How do I get started in UNIX?

Once logged into capricorn, you use the unix shell to enter commands and edit, debug, and run your script files. We will give a brief primer of unix in class but unless you are already familiar with unix you are strongly encouraged to consult one of many excellent online tutorials, an IT Training self-study, or books.

How do I edit and write my files?

In unix, there are several editors you can use. The easiest, but least powerful is nano, a clone of pico. More powerful alternatives are vi and emacs. You are strongly encouraged to learn either vi or emacs, they are worth the steep learning curve. A much less efficient alternative is to use a good code editor with which you are familiar on your client machine, and then transfer your file(s) to capricorn using scp or sftp. Debugging is very inconvenient with this approach.

Can I practice creating a personal homepage?

Sure. Edit an HTML file named index.html in the public_html subdirectory of your home directory. Make sure the file is world-readable. You can then access this page at http://capricorn.informatics.indiana.edu/~myusername/.

How do I get started with Perl?

In class we will briefly discuss how to write, compile, debug, test and run your perl scripts. Unless you have some prior programming experience with perl, you are strongly encouraged to attend one of the STEPS workshops on perl offered by IT Training & Education especially for this course. Because they are partially funded by the Student Technology Fee, these workshops are free for enrolled IU students (present your IU student ID). You will also receive a set of workshop materials at no additional charge. You can obtain the materials for free even if you cannot attend the workshop, by presenting your IU student ID.

How do I get Perl modules installed?

All the perl modules we are likely to need for the class assignments and project are already installed on capricorn. If you think you need an additional module, post a message on the Oncourse Discussion. There is likely to be a simpler alternative, otherwise I will discuss the module installation with our sysadmin.

How do I run a CGI script over the Web?

Name the CGI script using the extension cgi, for example myscript.cgi, and place it in the /var/www/cgi-bin/myusername directory. Make sure that the script has the appropriate permissions: it should be world-readable and world-executable (755). Test your script locally (from the shell) first, to make sure it compiles and runs without errors before it is run over the Web. Finally, point a browser to http://capricorn.informatics.indiana.edu/cgi-bin/myusername/myscript.cgi. You can also place static HTML pages in /var/www/html/myusername, for example pages containing forms whose actions are CGI scripts. Such a page would then be accessible at a URL like http://capricorn.informatics.indiana.edu/myusername/mypage.html. Finally, if your script needs to write and read data files, these files should be located in /var/www/data/myusername. Make all of your files group-readable and group-writable so that Fil can help debugging if needed.

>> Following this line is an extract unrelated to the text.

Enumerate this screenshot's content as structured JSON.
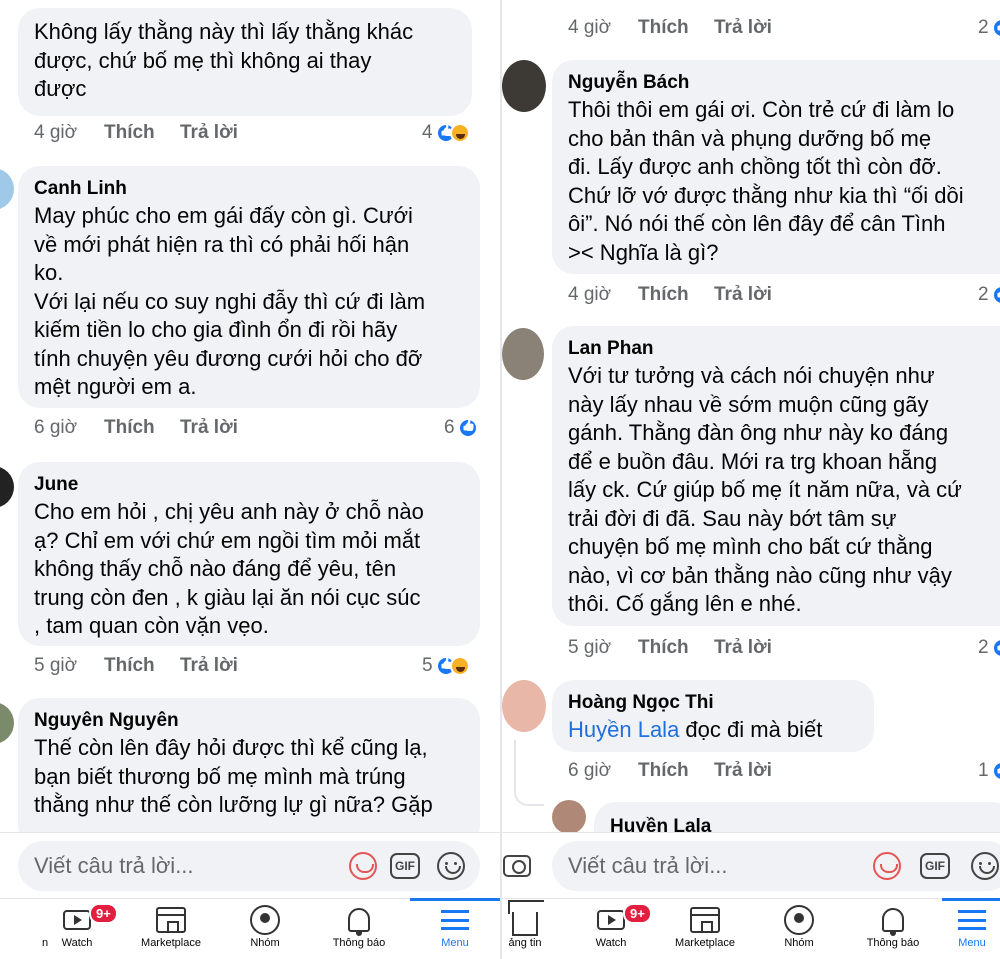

What if I have a runaway script?

It may happen that you launch a script that is either very slow, or never terminates due to a bug. If you run such a script from the browser (see above advice about testing locally first), the script will be executed by the Web server (apache) and so you cannot directly kill its process like you would normall kill processes that you run from the shell. This is because apache would own the process, not you. To allow you to kill such a script, the sysadmin placed a kill_proc script in https://capricorn.informatics.indiana.edu/cgi-bin/kill_proc/kill_proc.pl. Find the process ID (PID) of the apache-spawned process you want to kill by running ps or top from the shell. Then run the kill_proc script from your browser, entering the PID. This script requires authentication, and we log its use; any abuse (eg, killing somebody else's process) will not be tolerated.

Where can I find more help online?

For unix commands, use man (type man command at the prompt). For perl, use perldoc module or perldoc -f function (perldoc is also online). Google can also be very helpul, of course. Finally, in case it is not obvious from this brief introduction, the IU Knowledge Base is a fantastic resource. Use it!